Portugal, the country which is still recovering from its deadliest wildfires on record in June that killed 64 people and many injured, is asking for international help, according to the authorities.
There were at least 100 blazes reported in Spain which claimed at least 3 lives. Fires reached the outskirts of the port city of Vigo. Most of the fires were burning in the northern regions of Galicia and Asturias.
The Spanish authorities said that more than 90 fires were burning in the northern regions of Galicia and Asturias.
Alberto Núñez Feijóo, the leader of Galicia, blamed ‘arsonists’ for many fires and expressed the desire to bring the ‘criminals’ who were behind it.
Spain’s Prime Minister Mariano Rajoy travelled to Galicia on Monday where he met firefighters and expressed solidarity with the victims.
But the questions were raised about the speed of the response and the readiness to tackle such a fire in Spain.
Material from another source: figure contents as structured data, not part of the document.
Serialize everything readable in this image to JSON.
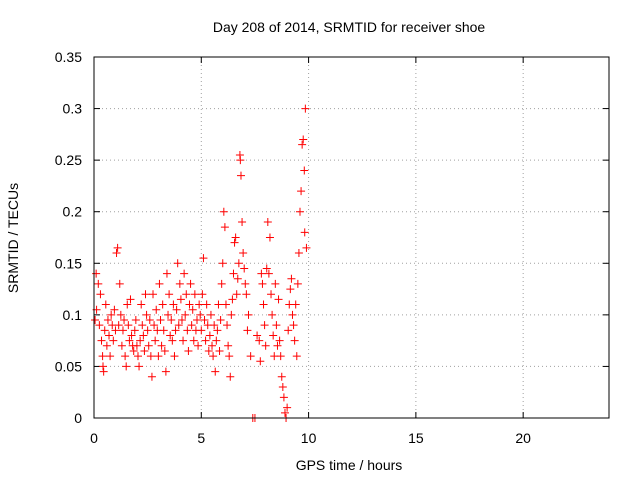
{
  "chart_data": {
    "type": "scatter",
    "title": "Day 208 of 2014, SRMTID for receiver shoe",
    "xlabel": "GPS time / hours",
    "ylabel": "SRMTID / TECUs",
    "xlim": [
      0,
      24
    ],
    "ylim": [
      0,
      0.35
    ],
    "xticks": [
      0,
      5,
      10,
      15,
      20
    ],
    "yticks": [
      0,
      0.05,
      0.1,
      0.15,
      0.2,
      0.25,
      0.3,
      0.35
    ],
    "grid": true,
    "marker": "+",
    "color": "#ff0000",
    "series": [
      {
        "name": "SRMTID",
        "points": [
          [
            0.05,
            0.095
          ],
          [
            0.1,
            0.14
          ],
          [
            0.12,
            0.105
          ],
          [
            0.2,
            0.13
          ],
          [
            0.25,
            0.09
          ],
          [
            0.3,
            0.12
          ],
          [
            0.35,
            0.075
          ],
          [
            0.4,
            0.06
          ],
          [
            0.42,
            0.05
          ],
          [
            0.45,
            0.045
          ],
          [
            0.5,
            0.085
          ],
          [
            0.55,
            0.11
          ],
          [
            0.6,
            0.07
          ],
          [
            0.65,
            0.095
          ],
          [
            0.7,
            0.08
          ],
          [
            0.75,
            0.06
          ],
          [
            0.8,
            0.1
          ],
          [
            0.85,
            0.09
          ],
          [
            0.9,
            0.075
          ],
          [
            0.95,
            0.105
          ],
          [
            1.0,
            0.085
          ],
          [
            1.05,
            0.16
          ],
          [
            1.1,
            0.165
          ],
          [
            1.15,
            0.09
          ],
          [
            1.2,
            0.13
          ],
          [
            1.25,
            0.1
          ],
          [
            1.3,
            0.07
          ],
          [
            1.35,
            0.085
          ],
          [
            1.4,
            0.095
          ],
          [
            1.45,
            0.06
          ],
          [
            1.5,
            0.05
          ],
          [
            1.55,
            0.11
          ],
          [
            1.6,
            0.09
          ],
          [
            1.65,
            0.075
          ],
          [
            1.7,
            0.115
          ],
          [
            1.75,
            0.08
          ],
          [
            1.8,
            0.07
          ],
          [
            1.85,
            0.065
          ],
          [
            1.9,
            0.085
          ],
          [
            1.95,
            0.095
          ],
          [
            2.0,
            0.07
          ],
          [
            2.05,
            0.06
          ],
          [
            2.1,
            0.05
          ],
          [
            2.15,
            0.075
          ],
          [
            2.2,
            0.11
          ],
          [
            2.25,
            0.09
          ],
          [
            2.3,
            0.08
          ],
          [
            2.35,
            0.065
          ],
          [
            2.4,
            0.12
          ],
          [
            2.45,
            0.1
          ],
          [
            2.5,
            0.085
          ],
          [
            2.55,
            0.07
          ],
          [
            2.6,
            0.095
          ],
          [
            2.65,
            0.06
          ],
          [
            2.7,
            0.04
          ],
          [
            2.75,
            0.12
          ],
          [
            2.8,
            0.09
          ],
          [
            2.85,
            0.075
          ],
          [
            2.9,
            0.105
          ],
          [
            2.95,
            0.085
          ],
          [
            3.0,
            0.06
          ],
          [
            3.05,
            0.13
          ],
          [
            3.1,
            0.095
          ],
          [
            3.15,
            0.07
          ],
          [
            3.2,
            0.11
          ],
          [
            3.25,
            0.085
          ],
          [
            3.3,
            0.065
          ],
          [
            3.35,
            0.045
          ],
          [
            3.4,
            0.14
          ],
          [
            3.45,
            0.1
          ],
          [
            3.5,
            0.12
          ],
          [
            3.55,
            0.08
          ],
          [
            3.6,
            0.095
          ],
          [
            3.65,
            0.075
          ],
          [
            3.7,
            0.11
          ],
          [
            3.75,
            0.06
          ],
          [
            3.8,
            0.085
          ],
          [
            3.85,
            0.105
          ],
          [
            3.9,
            0.15
          ],
          [
            3.95,
            0.09
          ],
          [
            4.0,
            0.13
          ],
          [
            4.05,
            0.115
          ],
          [
            4.1,
            0.095
          ],
          [
            4.15,
            0.075
          ],
          [
            4.2,
            0.14
          ],
          [
            4.25,
            0.1
          ],
          [
            4.3,
            0.12
          ],
          [
            4.35,
            0.085
          ],
          [
            4.4,
            0.065
          ],
          [
            4.45,
            0.11
          ],
          [
            4.5,
            0.13
          ],
          [
            4.55,
            0.09
          ],
          [
            4.6,
            0.105
          ],
          [
            4.65,
            0.075
          ],
          [
            4.7,
            0.12
          ],
          [
            4.75,
            0.085
          ],
          [
            4.8,
            0.095
          ],
          [
            4.85,
            0.07
          ],
          [
            4.9,
            0.11
          ],
          [
            4.95,
            0.1
          ],
          [
            5.0,
            0.085
          ],
          [
            5.05,
            0.12
          ],
          [
            5.1,
            0.155
          ],
          [
            5.15,
            0.095
          ],
          [
            5.2,
            0.075
          ],
          [
            5.25,
            0.11
          ],
          [
            5.3,
            0.09
          ],
          [
            5.35,
            0.065
          ],
          [
            5.4,
            0.08
          ],
          [
            5.45,
            0.1
          ],
          [
            5.5,
            0.07
          ],
          [
            5.55,
            0.06
          ],
          [
            5.6,
            0.09
          ],
          [
            5.65,
            0.045
          ],
          [
            5.7,
            0.075
          ],
          [
            5.75,
            0.085
          ],
          [
            5.8,
            0.11
          ],
          [
            5.85,
            0.065
          ],
          [
            5.9,
            0.095
          ],
          [
            5.95,
            0.13
          ],
          [
            6.0,
            0.15
          ],
          [
            6.05,
            0.2
          ],
          [
            6.1,
            0.185
          ],
          [
            6.15,
            0.11
          ],
          [
            6.2,
            0.09
          ],
          [
            6.25,
            0.07
          ],
          [
            6.3,
            0.06
          ],
          [
            6.35,
            0.04
          ],
          [
            6.4,
            0.1
          ],
          [
            6.45,
            0.115
          ],
          [
            6.5,
            0.14
          ],
          [
            6.55,
            0.17
          ],
          [
            6.6,
            0.175
          ],
          [
            6.65,
            0.12
          ],
          [
            6.7,
            0.135
          ],
          [
            6.75,
            0.15
          ],
          [
            6.8,
            0.255
          ],
          [
            6.82,
            0.25
          ],
          [
            6.85,
            0.235
          ],
          [
            6.9,
            0.19
          ],
          [
            6.95,
            0.16
          ],
          [
            7.0,
            0.145
          ],
          [
            7.05,
            0.13
          ],
          [
            7.1,
            0.12
          ],
          [
            7.15,
            0.085
          ],
          [
            7.2,
            0.1
          ],
          [
            7.3,
            0.06
          ],
          [
            7.4,
            0.0
          ],
          [
            7.5,
            0.0
          ],
          [
            7.6,
            0.08
          ],
          [
            7.7,
            0.075
          ],
          [
            7.75,
            0.055
          ],
          [
            7.8,
            0.14
          ],
          [
            7.85,
            0.13
          ],
          [
            7.9,
            0.11
          ],
          [
            7.95,
            0.09
          ],
          [
            8.0,
            0.07
          ],
          [
            8.05,
            0.145
          ],
          [
            8.1,
            0.19
          ],
          [
            8.15,
            0.14
          ],
          [
            8.2,
            0.175
          ],
          [
            8.25,
            0.12
          ],
          [
            8.3,
            0.1
          ],
          [
            8.35,
            0.08
          ],
          [
            8.4,
            0.06
          ],
          [
            8.45,
            0.13
          ],
          [
            8.5,
            0.09
          ],
          [
            8.55,
            0.07
          ],
          [
            8.6,
            0.115
          ],
          [
            8.65,
            0.075
          ],
          [
            8.7,
            0.06
          ],
          [
            8.75,
            0.04
          ],
          [
            8.8,
            0.03
          ],
          [
            8.85,
            0.02
          ],
          [
            8.9,
            0.005
          ],
          [
            8.95,
            0.0
          ],
          [
            9.0,
            0.01
          ],
          [
            9.05,
            0.085
          ],
          [
            9.1,
            0.11
          ],
          [
            9.15,
            0.125
          ],
          [
            9.2,
            0.135
          ],
          [
            9.25,
            0.1
          ],
          [
            9.3,
            0.09
          ],
          [
            9.35,
            0.075
          ],
          [
            9.4,
            0.11
          ],
          [
            9.45,
            0.06
          ],
          [
            9.5,
            0.13
          ],
          [
            9.55,
            0.16
          ],
          [
            9.6,
            0.2
          ],
          [
            9.65,
            0.22
          ],
          [
            9.7,
            0.265
          ],
          [
            9.75,
            0.27
          ],
          [
            9.8,
            0.24
          ],
          [
            9.82,
            0.18
          ],
          [
            9.85,
            0.3
          ],
          [
            9.9,
            0.165
          ]
        ]
      }
    ]
  }
}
On the other hand, Portugal government has been hugely criticized for a slow, inefficient response and a lack of fire-prevention policies. Most of the Portuguese deaths were reported in the Coimbra, Guarda, Castelo Branca and Viseu areas.
Portugal’s Interior Minister, Constanca Urbano de Sousa said: “we are facing new (weather) conditions… In an era of climate change, such disasters are becoming reality all over the world”.
But the flames are sure to resuscitate the civil argument about whether the authorities have dispensed adequate assets to forestry management, and also Portugal’s dependence on volunteer firefighters and its inability to punish landowners who leave forest abandoned.
The situation in Portugal is confounded by the way that the state possesses around 3 percent of the nation’s woods and does not have an appropriate registry of forest landowners. Forest administration has been additionally debilitated by spending cuts amid the current financial crisis.
Portugal’s forests have been consuming over and over amid a bizarrely dry and warm summer. Conditions were exacerbated by Hurricane Ophelia, as it approaches Europe’s western coast, conveying strong winds to fan and spread the blazes.
The impacts of the flames could be viewed as far as Britain. The dust from the blazes, combined with the remnants of Hurricane Ophelia, gave the sky a reddish hue that is normally seen only at sunrise or sunset, according to the Met Office.
Rain is forecast for the affected regions late on Monday.